Multiclass Classification Analysis and Quality Testing of MADDY (Microtubule Assembly and Disassembly Dynamics model) Output
Published by: Maria S. Kelly - Dima Group @ University of Cincinnati
Details of applied analysis can be found in original publication: https://doi.org/10.1016/j.csbj.2022.01.028
Overview: This script will give a multiclass classification of a given dataset by applying cross validation to several classification and ensemble algorithms in order to compare the predicition accuracy and standard deviation of each method. The SMOTE oversampling technique will be applied in case of uneven class populations. Further quality analysis (confusion matrices, PR, and ROC curves) will be made for selected alorithms of interest.
Procedure:
- User Input: Enter the name of the file containing all features and class labels in the order as they appear in dataset (the header of class labels will be needed in order for the script to identify the correct column). Enter class names and a selection of colors equal to the length of classes for plot parameterization. Use "clf_dict" to select algorithms found to have the best initial prediction.
- Loading Data: Script will attempt to identify number of features automatically. A prompt will allow the users to continue with the classification if the feature count is correct or if a number of features should be removed. Enter feature names to be removed in prompted section to have a new dataframe be generated.
- Feature Distribution: The distribution of each feature will be generated on one saved figure.
- Classification: A repeated stratified kfold was utlized due to the skew found in the datasets of original publication. A list of classifiers used and explanations for parameters used is described in detail in the original publication. SMOTE was also tested using another selection of methods. Two boxplots representing predicition accuracy measurments will be generated.

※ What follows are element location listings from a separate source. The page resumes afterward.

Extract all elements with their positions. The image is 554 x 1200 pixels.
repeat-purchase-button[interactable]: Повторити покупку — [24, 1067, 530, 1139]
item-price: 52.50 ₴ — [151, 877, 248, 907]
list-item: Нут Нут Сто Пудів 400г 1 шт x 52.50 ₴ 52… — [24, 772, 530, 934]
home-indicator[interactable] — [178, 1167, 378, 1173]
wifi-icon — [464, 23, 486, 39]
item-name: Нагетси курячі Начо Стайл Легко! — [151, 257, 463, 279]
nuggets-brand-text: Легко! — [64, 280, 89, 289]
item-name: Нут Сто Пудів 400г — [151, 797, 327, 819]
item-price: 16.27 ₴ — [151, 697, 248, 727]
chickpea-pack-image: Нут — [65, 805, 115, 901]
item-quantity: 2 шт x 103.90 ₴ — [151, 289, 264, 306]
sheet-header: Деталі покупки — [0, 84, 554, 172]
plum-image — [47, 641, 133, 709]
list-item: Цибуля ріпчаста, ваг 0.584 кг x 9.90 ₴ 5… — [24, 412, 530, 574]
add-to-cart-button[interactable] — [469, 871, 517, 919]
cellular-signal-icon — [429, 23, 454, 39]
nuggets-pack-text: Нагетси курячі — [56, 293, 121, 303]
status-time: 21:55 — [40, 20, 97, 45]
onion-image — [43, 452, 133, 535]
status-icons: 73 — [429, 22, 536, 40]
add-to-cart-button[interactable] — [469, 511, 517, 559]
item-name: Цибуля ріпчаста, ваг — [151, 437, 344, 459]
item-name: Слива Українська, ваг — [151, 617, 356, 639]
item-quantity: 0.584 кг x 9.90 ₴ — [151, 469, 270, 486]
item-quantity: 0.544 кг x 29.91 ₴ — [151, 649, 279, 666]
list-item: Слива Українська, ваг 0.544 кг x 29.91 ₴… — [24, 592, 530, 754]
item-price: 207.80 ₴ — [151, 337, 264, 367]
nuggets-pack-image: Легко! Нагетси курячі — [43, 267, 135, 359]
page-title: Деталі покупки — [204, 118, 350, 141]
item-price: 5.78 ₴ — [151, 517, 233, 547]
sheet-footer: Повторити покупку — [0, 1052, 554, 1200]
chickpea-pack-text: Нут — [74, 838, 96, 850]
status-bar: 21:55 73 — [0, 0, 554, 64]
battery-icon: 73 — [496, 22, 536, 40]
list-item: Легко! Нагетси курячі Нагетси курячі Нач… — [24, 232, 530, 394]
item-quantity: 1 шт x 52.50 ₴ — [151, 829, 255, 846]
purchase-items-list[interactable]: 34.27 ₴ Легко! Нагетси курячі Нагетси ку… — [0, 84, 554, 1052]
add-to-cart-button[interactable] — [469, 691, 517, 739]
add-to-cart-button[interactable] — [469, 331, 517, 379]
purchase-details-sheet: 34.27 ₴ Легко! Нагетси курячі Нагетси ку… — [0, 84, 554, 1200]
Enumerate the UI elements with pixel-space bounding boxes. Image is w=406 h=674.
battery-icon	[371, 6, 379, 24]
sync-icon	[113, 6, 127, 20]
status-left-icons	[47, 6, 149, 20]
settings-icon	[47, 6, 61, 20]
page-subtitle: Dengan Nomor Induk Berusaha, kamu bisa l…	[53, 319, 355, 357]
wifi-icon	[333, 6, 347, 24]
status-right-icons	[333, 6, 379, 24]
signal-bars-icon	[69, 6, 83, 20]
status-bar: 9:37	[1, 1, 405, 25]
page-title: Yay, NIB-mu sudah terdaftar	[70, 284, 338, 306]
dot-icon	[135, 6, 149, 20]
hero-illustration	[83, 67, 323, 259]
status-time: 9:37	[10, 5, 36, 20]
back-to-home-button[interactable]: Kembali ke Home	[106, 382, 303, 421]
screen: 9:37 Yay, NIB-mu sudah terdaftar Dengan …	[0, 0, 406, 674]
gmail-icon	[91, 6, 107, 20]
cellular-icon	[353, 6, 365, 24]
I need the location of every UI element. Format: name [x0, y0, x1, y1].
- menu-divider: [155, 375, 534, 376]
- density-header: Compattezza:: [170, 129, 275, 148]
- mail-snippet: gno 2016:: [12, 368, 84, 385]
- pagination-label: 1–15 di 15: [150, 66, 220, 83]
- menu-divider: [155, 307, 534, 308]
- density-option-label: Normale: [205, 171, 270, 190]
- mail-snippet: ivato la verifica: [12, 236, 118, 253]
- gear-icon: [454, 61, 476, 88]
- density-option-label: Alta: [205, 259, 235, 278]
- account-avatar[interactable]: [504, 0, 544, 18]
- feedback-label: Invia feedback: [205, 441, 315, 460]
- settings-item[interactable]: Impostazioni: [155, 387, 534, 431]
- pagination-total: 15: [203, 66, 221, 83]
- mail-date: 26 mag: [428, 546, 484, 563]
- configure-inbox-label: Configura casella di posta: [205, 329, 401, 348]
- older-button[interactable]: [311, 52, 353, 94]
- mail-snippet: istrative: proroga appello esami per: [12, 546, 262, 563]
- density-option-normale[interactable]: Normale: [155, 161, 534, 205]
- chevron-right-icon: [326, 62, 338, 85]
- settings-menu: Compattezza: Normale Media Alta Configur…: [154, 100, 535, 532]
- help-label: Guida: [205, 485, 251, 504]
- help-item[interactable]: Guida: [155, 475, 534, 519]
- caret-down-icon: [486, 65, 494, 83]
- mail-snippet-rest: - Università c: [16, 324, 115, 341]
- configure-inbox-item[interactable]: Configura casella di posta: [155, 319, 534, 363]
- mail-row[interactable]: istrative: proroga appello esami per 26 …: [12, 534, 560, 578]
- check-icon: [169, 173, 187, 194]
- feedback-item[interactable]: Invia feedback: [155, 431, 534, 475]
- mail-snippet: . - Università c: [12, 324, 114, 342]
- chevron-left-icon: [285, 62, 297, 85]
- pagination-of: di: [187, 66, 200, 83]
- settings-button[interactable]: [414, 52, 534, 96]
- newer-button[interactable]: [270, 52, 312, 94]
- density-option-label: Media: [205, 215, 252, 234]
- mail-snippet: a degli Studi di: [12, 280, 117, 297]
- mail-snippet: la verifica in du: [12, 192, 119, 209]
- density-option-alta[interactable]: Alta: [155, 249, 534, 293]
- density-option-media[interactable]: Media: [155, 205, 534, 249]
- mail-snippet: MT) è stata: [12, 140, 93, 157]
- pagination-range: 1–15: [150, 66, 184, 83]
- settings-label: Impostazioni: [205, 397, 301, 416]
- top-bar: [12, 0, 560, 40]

- Confusion Matrices: Multiclass confusion matrices will be generated and label based off of the 'class_names' variable listed above. Center value for each unit describe the sum of testing set predictions for all kfolds. Additional values included for the total number of predictions per true class and percentage of true class predictions that unit represents. The colorbar represents strength of prediction success
- PR/ROC Curves: Using the One vs Rest approach, the testing set of the last kfold will be plotted to compare the selection of algorithms listed in 'clf_dict'.